Read the rules carefully again.
Respect yourself: get enough sleep and eat properly.
Be sure to know whether your team is going to prepare a pleading as an Advocate General or a Commission Representative.
15 minutes are not enough time to explain exotic legal points, SO KEEP IT SIMPLE.
Be ready to be massively interrupted by judges during your oral arguments. The ELMC Rules & Executive Secretaries will encourage the Bench to pose several questions during your pleadings, interrupting your pleading presentation.
Try to make a plan for your oral arguments that lasts about 8-12 minutes, if you officially have 15.
Do yourselves (and the judges) a favour and learn the basics of rhetoric.

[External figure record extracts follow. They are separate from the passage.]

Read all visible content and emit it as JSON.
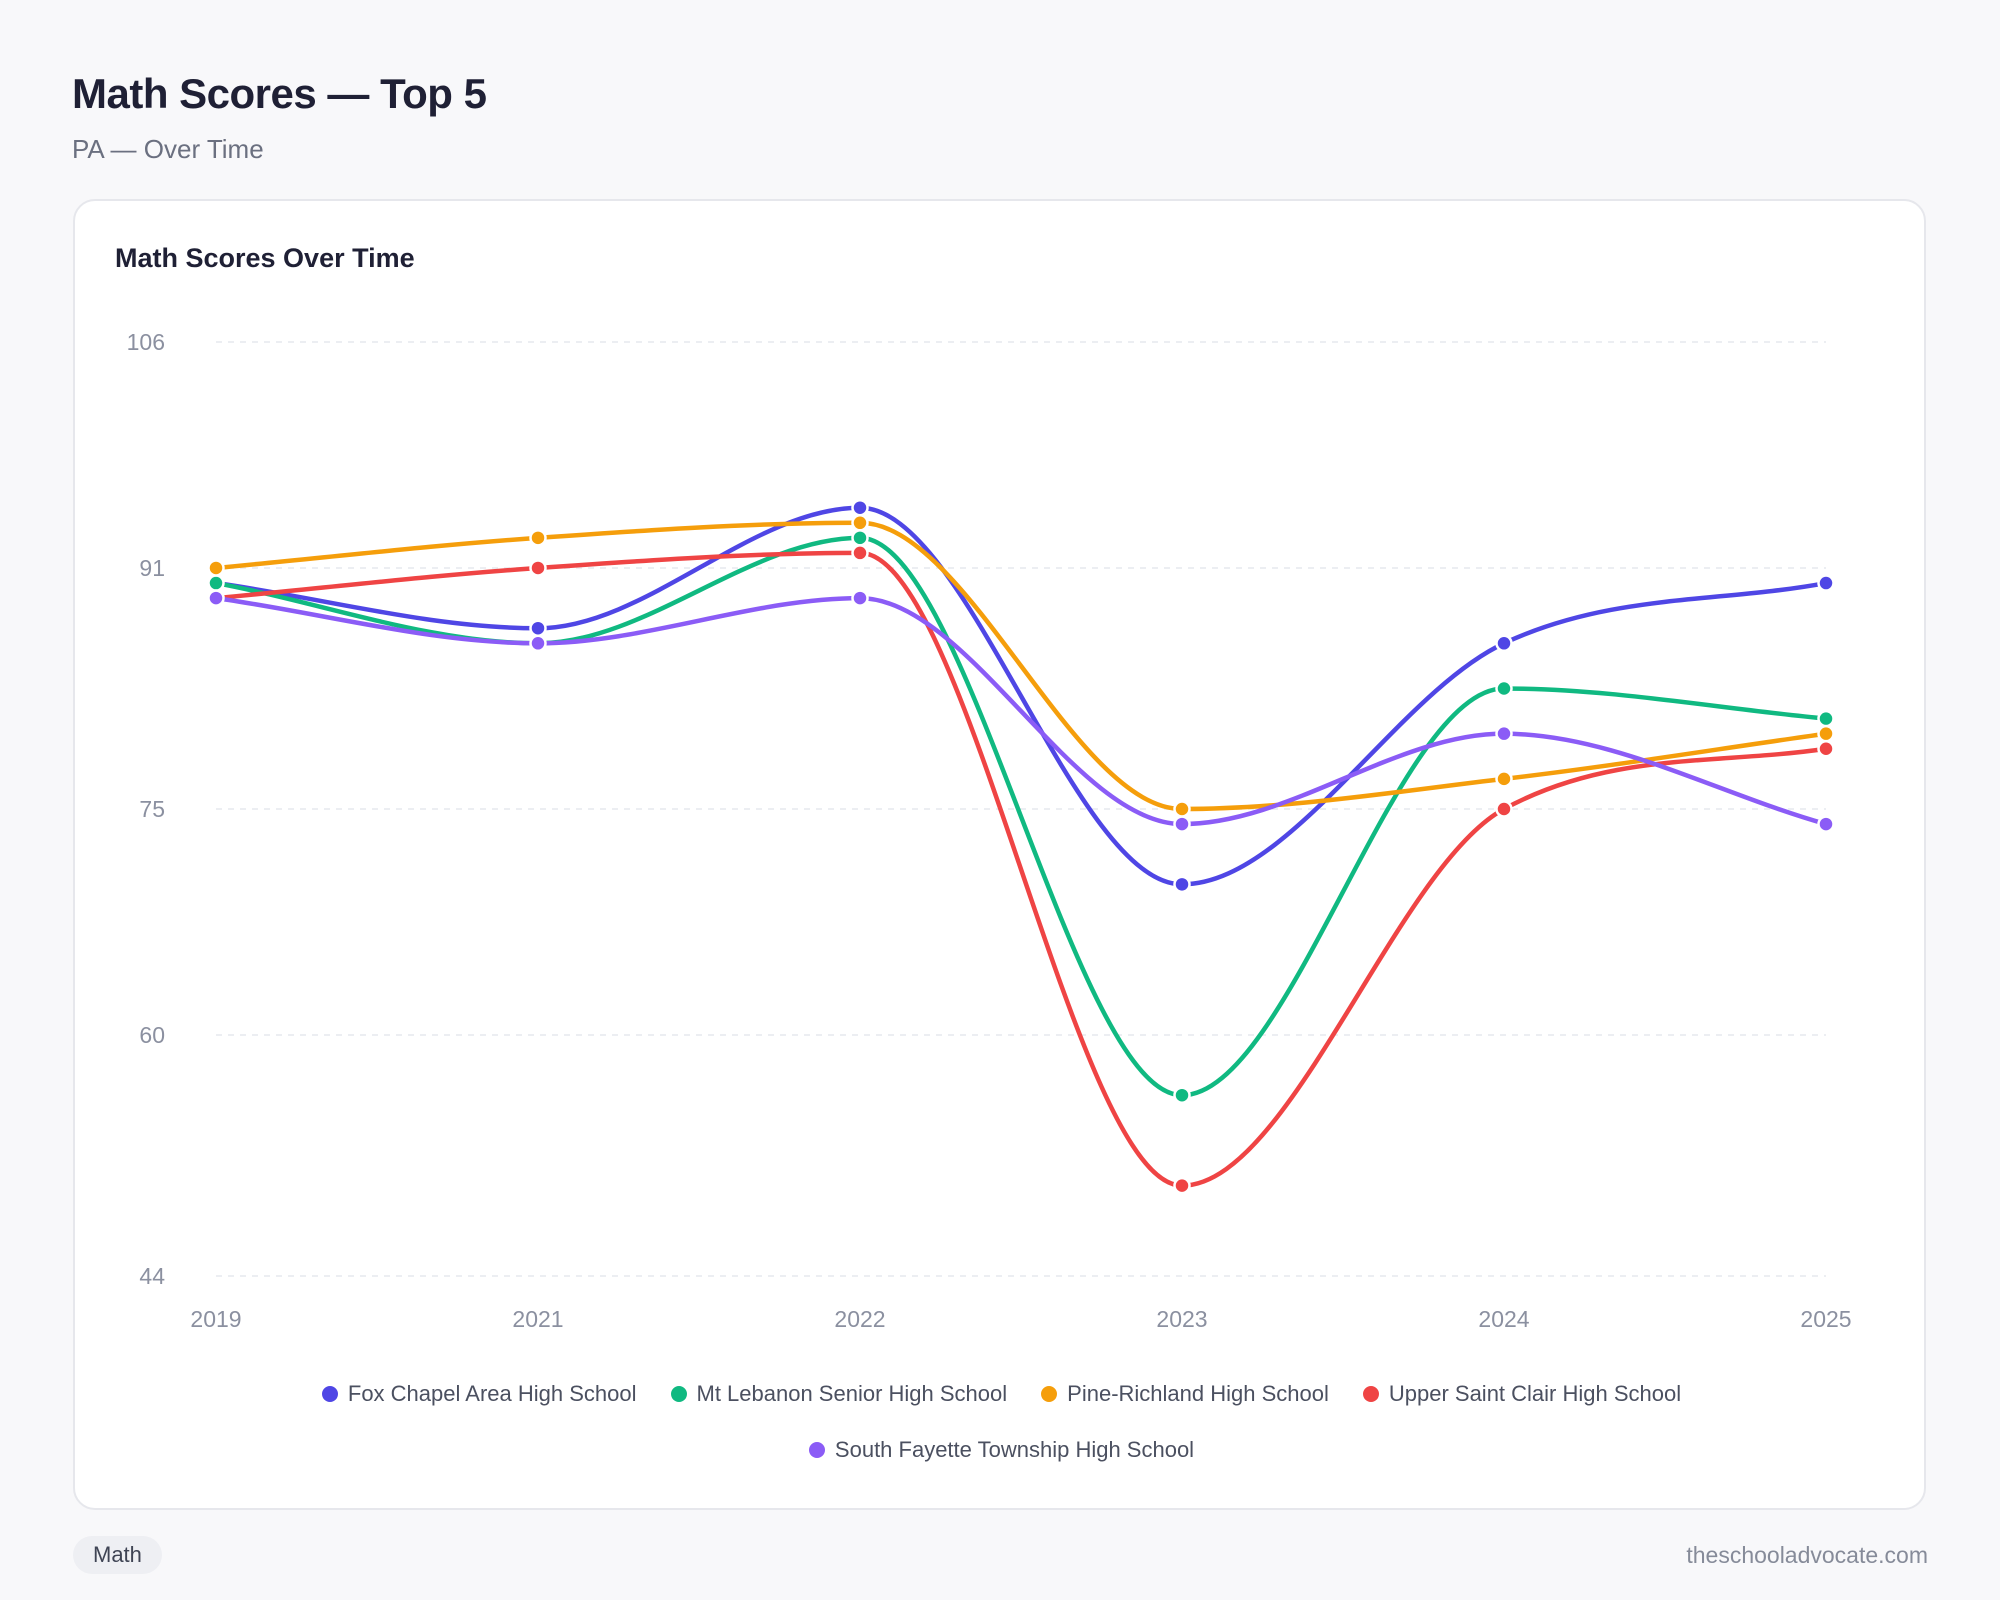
{
  "header": {
    "title": "Math Scores — Top 5",
    "subtitle": "PA — Over Time"
  },
  "card": {
    "title": "Math Scores Over Time"
  },
  "footer": {
    "tag": "Math",
    "site": "theschooladvocate.com"
  },
  "chart_data": {
    "type": "line",
    "title": "Math Scores Over Time",
    "xlabel": "",
    "ylabel": "",
    "curve": "smooth",
    "grid": true,
    "legend_position": "bottom",
    "x": [
      "2019",
      "2021",
      "2022",
      "2023",
      "2024",
      "2025"
    ],
    "ylim": [
      44,
      106
    ],
    "yticks": [
      44,
      60,
      75,
      91,
      106
    ],
    "series": [
      {
        "name": "Fox Chapel Area High School",
        "color": "#4f46e5",
        "values": [
          90,
          87,
          95,
          70,
          86,
          90
        ]
      },
      {
        "name": "Mt Lebanon Senior High School",
        "color": "#10b981",
        "values": [
          90,
          86,
          93,
          56,
          83,
          81
        ]
      },
      {
        "name": "Pine-Richland High School",
        "color": "#f59e0b",
        "values": [
          91,
          93,
          94,
          75,
          77,
          80
        ]
      },
      {
        "name": "Upper Saint Clair High School",
        "color": "#ef4444",
        "values": [
          89,
          91,
          92,
          50,
          75,
          79
        ]
      },
      {
        "name": "South Fayette Township High School",
        "color": "#8b5cf6",
        "values": [
          89,
          86,
          89,
          74,
          80,
          74
        ]
      }
    ]
  }
}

Make your presentation vivid and interesting to hear.
If you were a judge, what would you expect a pleading to be?
Be sure to do repeated rehearsals in the weeks up to the competition.
Try filming the rehearsals and see the film. You will learn, laugh, and get memories to last a lifetime.
Know your oral pleadings by heart – if your coach wakes you in the middle of the night you should go: “Madam OR Mister President, honoured members of the Court……..”.
You have to convince Judges that might not share your view of the world, SO KEEP IT SIMPLE.
Know the fundamental rules of EU Law – the judges love to pose questions about them.
Have a plan B prepared if the time is running out.
Remember that you are an “anonymous” representative of your University and your Country, so behave!
Do not forget your oral pleadings at home or at your hotel ( but if you do, it should not matter, as you know the substance of your oral pleadings by heart don’t you ?).
Dress as you would for a real Court hearing. Formal clothing is very appreciated by the judges. The ladies should dress conservatively and the gentlemen should wear a business suit and tie in respect to the Court.
KEEP IT SIMPLE.
Remember that the Moot Court is about meeting and competing – so remember to have a good time.
You should address the Bench politely, and in the following manner:
A) When starting a pleading, say: “Mr. / Madam President, honoured Members of the Court, dear colleagues…”
B) When talking directly with one Judge: “Your Lordship, Judge, President, ….”.
You should always refer to your opponents with respect, and in the following manner:
A) “My learned colleague” / “My learned Friend”
B) “The honourable representative of the Applicant / Defendant / Commission”
C) “His excellency the Advocate General / the Honoured Advocate General”
Please avoid the following mistakes:
Try to avoid mistakes while addressing the Bench. Addressing the Bench as “your warships” is NOT a good idea.
Do not interrupt a Judge while she or he is speaking.